42 The parties referred the Court to the judgment of the Chief Judge of this Court, in Wehbe v Pittwater Council [2007] NSWLEC 827 and there are a number of ways in which a SEPP 1 objection can be considered. And the underlying purpose of the standard is one way of seeking such a variation.
43 I must have regard to the provisions of the SEPP itself, which in terms of clause 3 allows for flexibility where strict compliance would be unreasonable or unnecessary or tend to hinder the attainment of the objects of the Environmental Planning and Assessment Act. However, in the circumstances of this case I have not been persuaded that the standard of 4,000 square metres is unreasonable or unnecessary.
44 The applicant in this case, objects to compliance with the development standard because it prevents the applicant maximising the potential for development of the land for two dwellings.
45 The applicant's approach appears to be based on the assumption that there is no development standard and to use that justification as the basis for its SEPP 1 objection. This is to invert and reverse and reasoning process required under SEPP 1 as described by the Chief Judge in Wehbe at paragraph 84.
46 In my assessment, the application does not warrant approval under SEPP 1 and in this regard it fails. The applicant seeks to justify the subdivision on the basis of the regularisation of the existing development on the subject site. The existing dual occupancy development and the fact it was approved is a circumstance of the case. However, the planning controls clearly contemplated at the time this form of development but did not contemplate subdivision of same.

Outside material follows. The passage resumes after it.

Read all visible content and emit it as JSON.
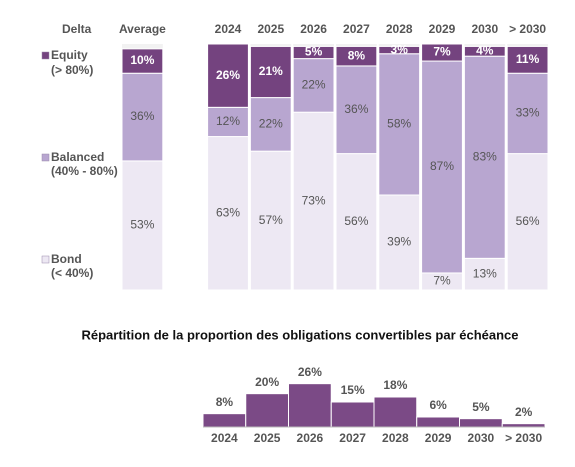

47 I consider that the proposal is not only inconsistent with the underlying objective or purpose of the standard I am of the view on a merits assessment that it is an undesirable precedent in terms of Winten Property Group Limited v North Sydney Council [2001] NSWLEC 46 a judgment by his Honour, Lloyd J.
48 It was submitted on behalf of the respondent that if the somewhat irregular approval for a dual occupancy is a concern to the applicant then a building certificate could be sought with a similar result.
49 In terms of a merit assessment I am of the opinion that the expectations of owners of properties within this area is that lots be of a size to not only accommodate a dwelling and effluent disposal but open space for a range of outdoor activities with the privacy afforded by large 4000 lots. And the proposed subdivision would be an aberration in terms of the general subdivision pattern of this rural residential area.
50 This is not a case where the council has previously varied the minimum allotment size and consistency in decision making is an important matter in the determination of development applications as reflected in the judgment of Stockland Development Pty Ltd v Manly Council [2004] NSWLEC 472.
51 Similarly, the consistency with which council have implemented their standards is important in terms of providing certainty for future applicants and I am of the opinion that individually and on its own the SEPP 1 objection should not be upheld and secondly, the precedential effect is one that may invite further applications which cumulatively would lead to an undermining of the development standards where, in particular, there has been a range of minimum subdivision sizes both in the rural and residential areas to accommodate various lifestyles.